Roger Goodell: NFL ready to use replacement refs when season opens

The NFL isn’t going to blink in its staredown with locked-out officials.

At least that’s the way it sounds from Commissioner Roger Goodell, who answered questions on the labor meltdown during a fantasy-football event in Times Square on Thursday.

Goodell has consistently held his line on the issue, saying the league will stick to its plan of using replacement officials in the regular season -- as it did for Week 1 of the 2001 season before the 9/11 terrorist attacks put the squabble in perspective and a deal was quickly struck.

“These officials have been trained,” Goodell said of the replacements. “We have been working with them. We think they’ll do a very credible job.”


The stand-ins have made their share of mistakes in the exhibition games, however, mistakes that would generate much more vitriol if they happened when games actually count.

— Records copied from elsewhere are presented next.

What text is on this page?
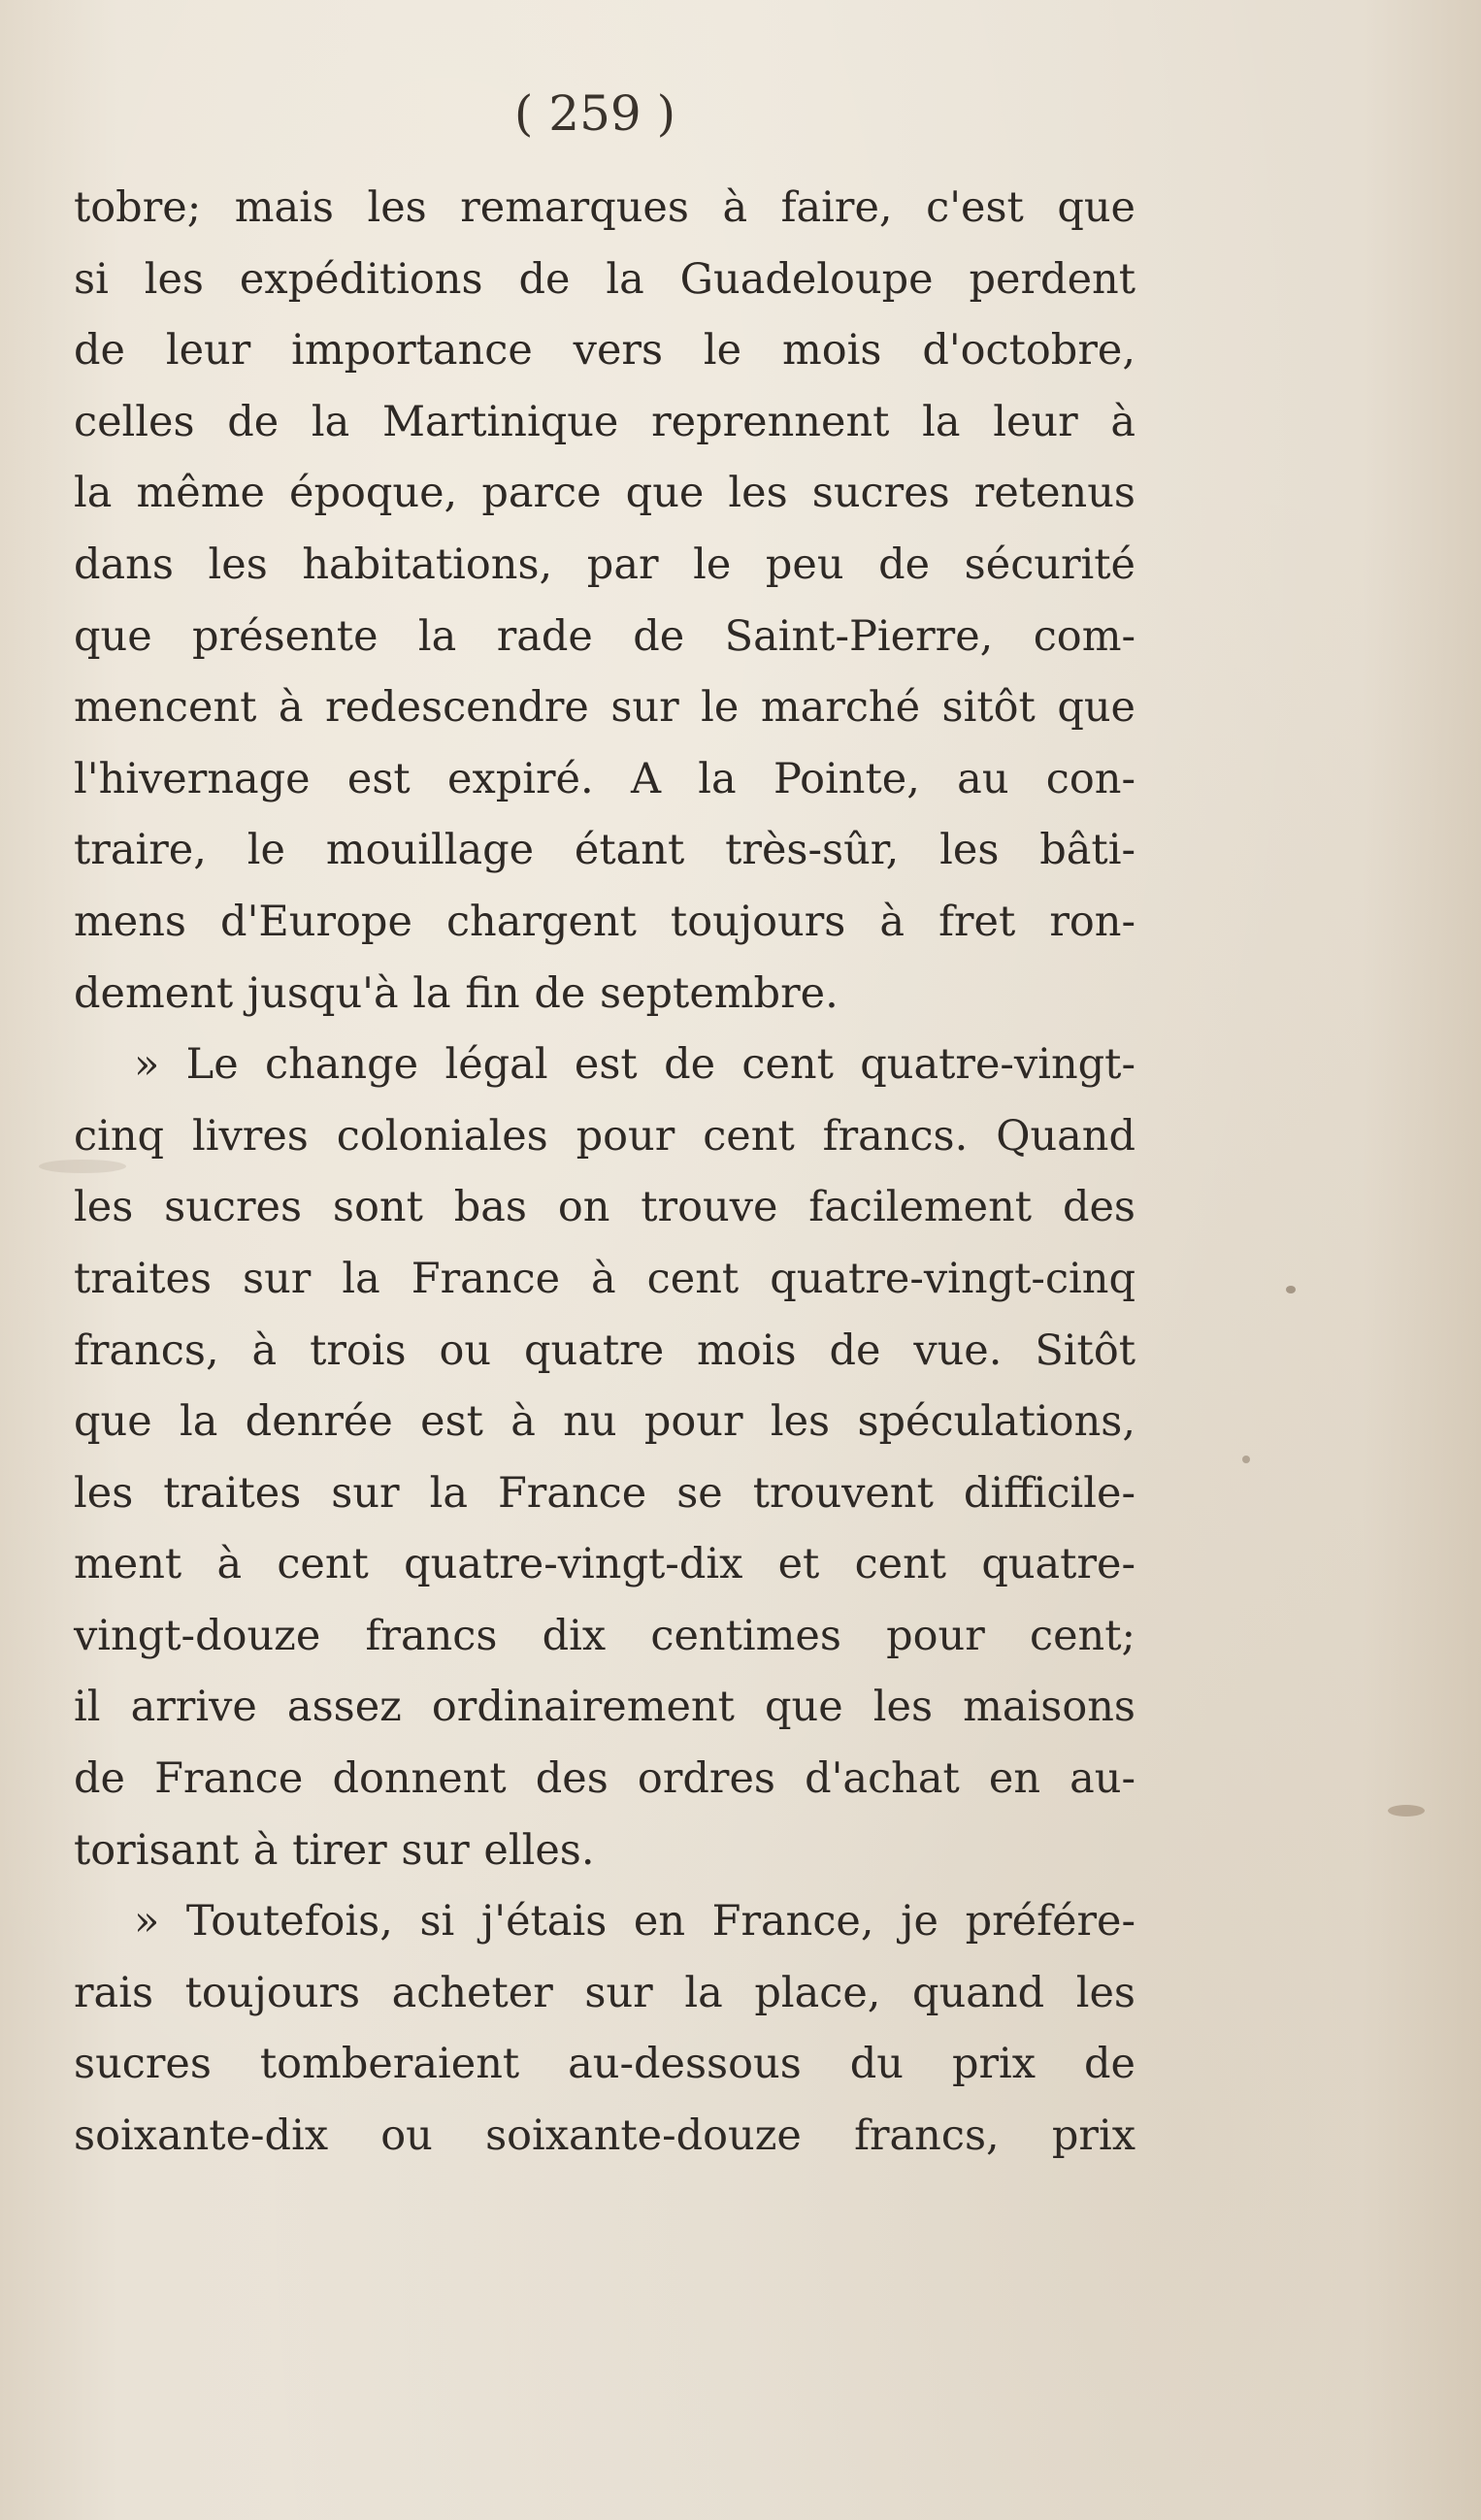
( 259 )
tobre; mais les remarques à faire, c'est que
si les expéditions de la Guadeloupe perdent
de leur importance vers le mois d'octobre,
celles de la Martinique reprennent la leur à
la même époque, parce que les sucres retenus
dans les habitations, par le peu de sécurité
que présente la rade de Saint-Pierre, com-
mencent à redescendre sur le marché sitôt que
l'hivernage est expiré. A la Pointe, au con-
traire, le mouillage étant très-sûr, les bâti-
mens d'Europe chargent toujours à fret ron-
dement jusqu'à la fin de septembre.
» Le change légal est de cent quatre-vingt-
cinq livres coloniales pour cent francs. Quand
les sucres sont bas on trouve facilement des
traites sur la France à cent quatre-vingt-cinq
francs, à trois ou quatre mois de vue. Sitôt
que la denrée est à nu pour les spéculations,
les traites sur la France se trouvent difficile-
ment à cent quatre-vingt-dix et cent quatre-
vingt-douze francs dix centimes pour cent;
il arrive assez ordinairement que les maisons
de France donnent des ordres d'achat en au-
torisant à tirer sur elles.
» Toutefois, si j'étais en France, je préfére-
rais toujours acheter sur la place, quand les
sucres tomberaient au-dessous du prix de
soixante-dix ou soixante-douze francs, prix
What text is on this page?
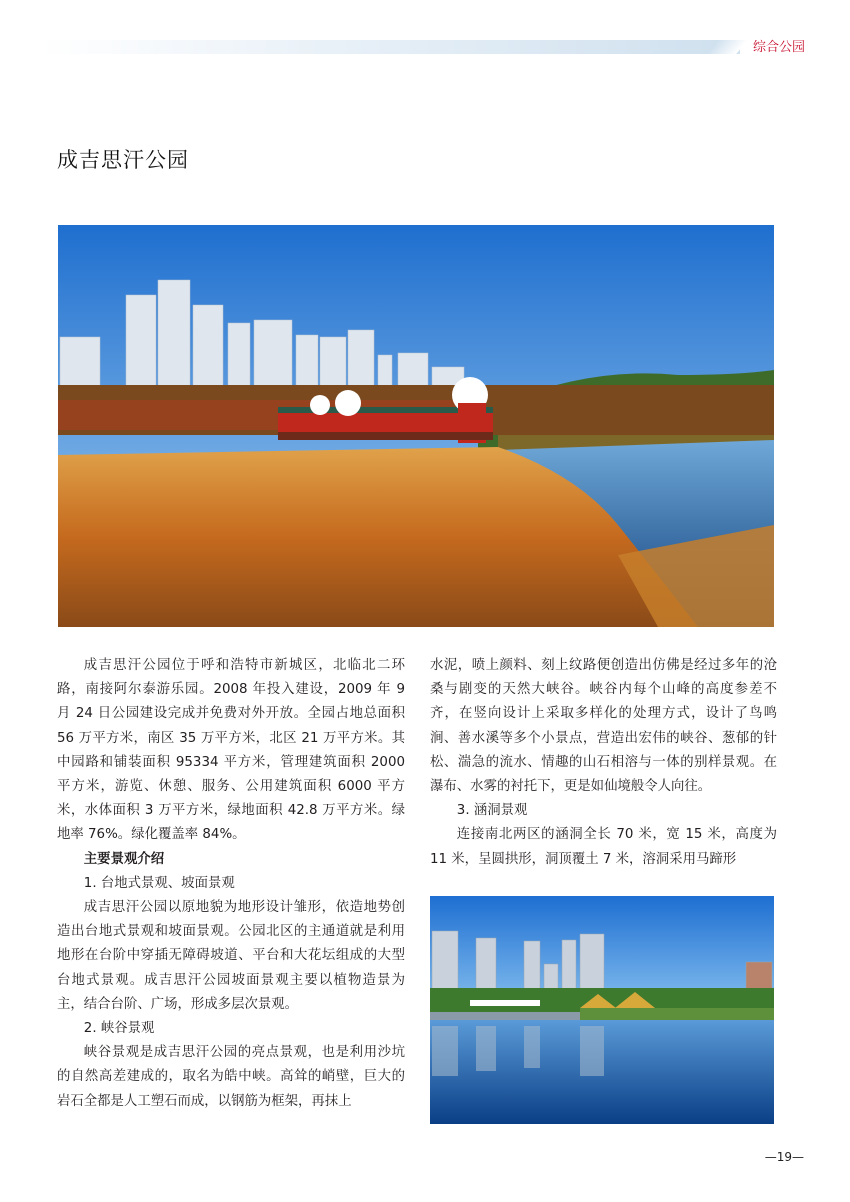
综合公园
成吉思汗公园

成吉思汗公园位于呼和浩特市新城区，北临北二环路，南接阿尔泰游乐园。2008 年投入建设，2009 年 9 月 24 日公园建设完成并免费对外开放。全园占地总面积 56 万平方米，南区 35 万平方米，北区 21 万平方米。其中园路和铺装面积 95334 平方米，管理建筑面积 2000 平方米，游览、休憩、服务、公用建筑面积 6000 平方米，水体面积 3 万平方米，绿地面积 42.8 万平方米。绿地率 76%。绿化覆盖率 84%。

主要景观介绍

1. 台地式景观、坡面景观

成吉思汗公园以原地貌为地形设计雏形，依造地势创造出台地式景观和坡面景观。公园北区的主通道就是利用地形在台阶中穿插无障碍坡道、平台和大花坛组成的大型台地式景观。成吉思汗公园坡面景观主要以植物造景为主，结合台阶、广场，形成多层次景观。

2. 峡谷景观

峡谷景观是成吉思汗公园的亮点景观，也是利用沙坑的自然高差建成的，取名为皓中峡。高耸的峭壁，巨大的岩石全都是人工塑石而成，以钢筋为框架，再抹上

水泥，喷上颜料、刻上纹路便创造出仿佛是经过多年的沧桑与剧变的天然大峡谷。峡谷内每个山峰的高度参差不齐，在竖向设计上采取多样化的处理方式，设计了鸟鸣涧、善水溪等多个小景点，营造出宏伟的峡谷、葱郁的针松、湍急的流水、情趣的山石相溶与一体的别样景观。在瀑布、水雾的衬托下，更是如仙境般令人向往。

3. 涵洞景观

连接南北两区的涵洞全长 70 米，宽 15 米，高度为 11 米，呈圆拱形，洞顶覆土 7 米，溶洞采用马蹄形

—19—
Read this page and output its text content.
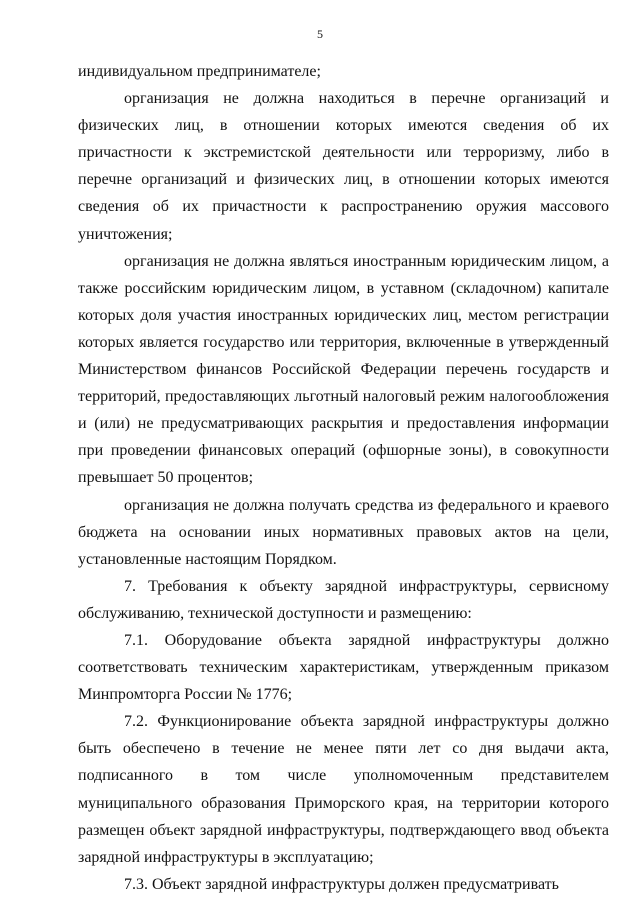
5

индивидуальном предпринимателе;

организация не должна находиться в перечне организаций и физических лиц, в отношении которых имеются сведения об их причастности к экстремистской деятельности или терроризму, либо в перечне организаций и физических лиц, в отношении которых имеются сведения об их причастности к распространению оружия массового уничтожения;

организация не должна являться иностранным юридическим лицом, а также российским юридическим лицом, в уставном (складочном) капитале которых доля участия иностранных юридических лиц, местом регистрации которых является государство или территория, включенные в утвержденный Министерством финансов Российской Федерации перечень государств и территорий, предоставляющих льготный налоговый режим налогообложения и (или) не предусматривающих раскрытия и предоставления информации при проведении финансовых операций (офшорные зоны), в совокупности превышает 50 процентов;

организация не должна получать средства из федерального и краевого бюджета на основании иных нормативных правовых актов на цели, установленные настоящим Порядком.

7. Требования к объекту зарядной инфраструктуры, сервисному обслуживанию, технической доступности и размещению:

7.1. Оборудование объекта зарядной инфраструктуры должно соответствовать техническим характеристикам, утвержденным приказом Минпромторга России № 1776;

7.2. Функционирование объекта зарядной инфраструктуры должно быть обеспечено в течение не менее пяти лет со дня выдачи акта, подписанного в том числе уполномоченным представителем муниципального образования Приморского края, на территории которого размещен объект зарядной инфраструктуры, подтверждающего ввод объекта зарядной инфраструктуры в эксплуатацию;

7.3. Объект зарядной инфраструктуры должен предусматривать
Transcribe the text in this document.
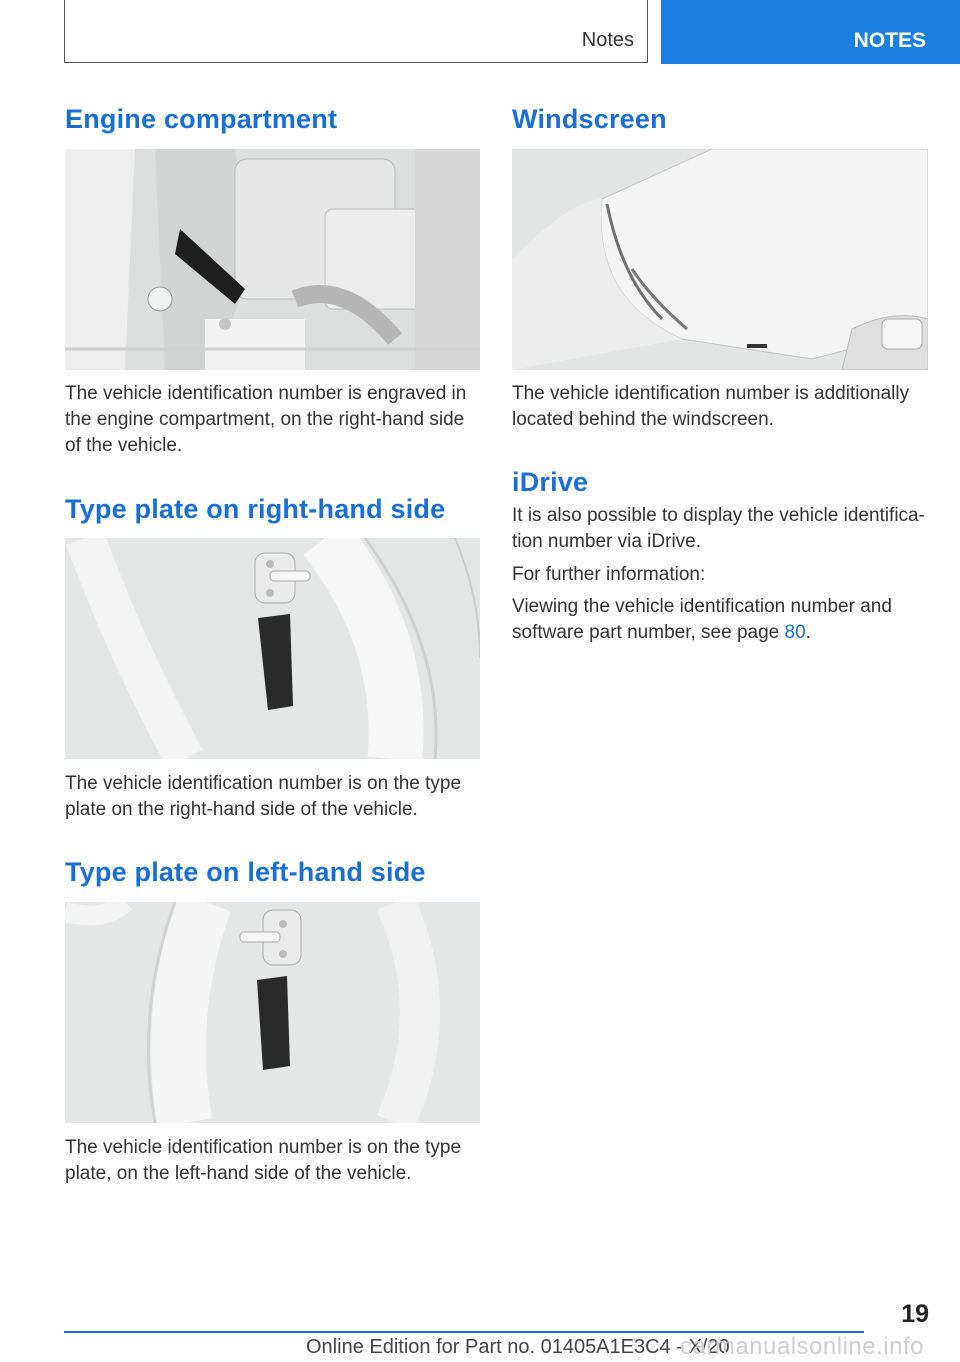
Notes	NOTES
Engine compartment

The vehicle identification number is engraved in the engine compartment, on the right-hand side of the vehicle.

Type plate on right-hand side

The vehicle identification number is on the type plate on the right-hand side of the vehicle.

Type plate on left-hand side

The vehicle identification number is on the type plate, on the left-hand side of the vehicle.

Windscreen

The vehicle identification number is additionally located behind the windscreen.

iDrive

It is also possible to display the vehicle identifica-tion number via iDrive.

For further information:

Viewing the vehicle identification number and software part number, see page 80.

19
Online Edition for Part no. 01405A1E3C4 - X/20
carmanualsonline.info
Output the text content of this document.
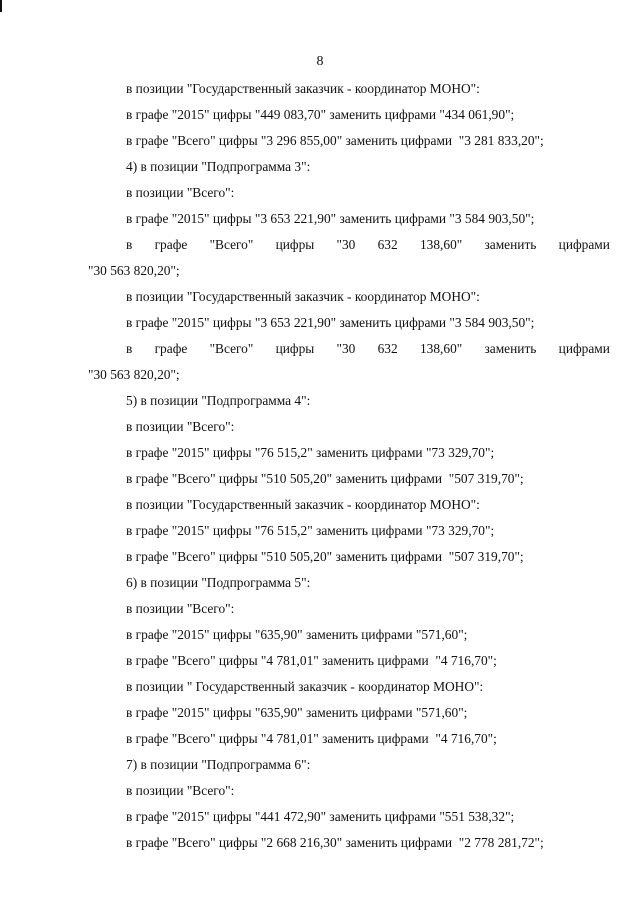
8
в позиции "Государственный заказчик - координатор МОНО":
в графе "2015" цифры "449 083,70" заменить цифрами "434 061,90";
в графе "Всего" цифры "3 296 855,00" заменить цифрами  "3 281 833,20";
4) в позиции "Подпрограмма 3":
в позиции "Всего":
в графе "2015" цифры "3 653 221,90" заменить цифрами "3 584 903,50";
в графе "Всего" цифры "30 632 138,60" заменить цифрами
"30 563 820,20";
в позиции "Государственный заказчик - координатор МОНО":
в графе "2015" цифры "3 653 221,90" заменить цифрами "3 584 903,50";
в графе "Всего" цифры "30 632 138,60" заменить цифрами
"30 563 820,20";
5) в позиции "Подпрограмма 4":
в позиции "Всего":
в графе "2015" цифры "76 515,2" заменить цифрами "73 329,70";
в графе "Всего" цифры "510 505,20" заменить цифрами  "507 319,70";
в позиции "Государственный заказчик - координатор МОНО":
в графе "2015" цифры "76 515,2" заменить цифрами "73 329,70";
в графе "Всего" цифры "510 505,20" заменить цифрами  "507 319,70";
6) в позиции "Подпрограмма 5":
в позиции "Всего":
в графе "2015" цифры "635,90" заменить цифрами "571,60";
в графе "Всего" цифры "4 781,01" заменить цифрами  "4 716,70";
в позиции " Государственный заказчик - координатор МОНО":
в графе "2015" цифры "635,90" заменить цифрами "571,60";
в графе "Всего" цифры "4 781,01" заменить цифрами  "4 716,70";
7) в позиции "Подпрограмма 6":
в позиции "Всего":
в графе "2015" цифры "441 472,90" заменить цифрами "551 538,32";
в графе "Всего" цифры "2 668 216,30" заменить цифрами  "2 778 281,72";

“We have controversial calls. Officiating is an imperfect science,” Goodell said. “They’re not going to be correct all the time, but we have systems in place to try to help. We have instant replay, as an example, to try to help correct those mistakes. … It’s like any game. We get calls every Monday from fans, from coaches, from teams upset about a particular call. That happens. And it will happen going forward regardless of who’s on the field.”

That said, there could be a lot more mistakes as the speed on the field increases and the pressure mounts. The NFL is asking that the replacement officials show up to game sites 3 1/2 hours before kickoff -- an hour earlier than officials typically arrive -- so they can receive extra training from supervisors on such rudimentary aspects such as where to stand and how to conduct the coin toss. Some officials are wearing ear pieces that connect them to an eye in the sky -- another official watching from the press box -- to assist them in making calls.

The NFL has instructed teams and coaches not to criticize the replacements. When the regular season starts, it will be a lot harder to muzzle a player or coach who feels wronged.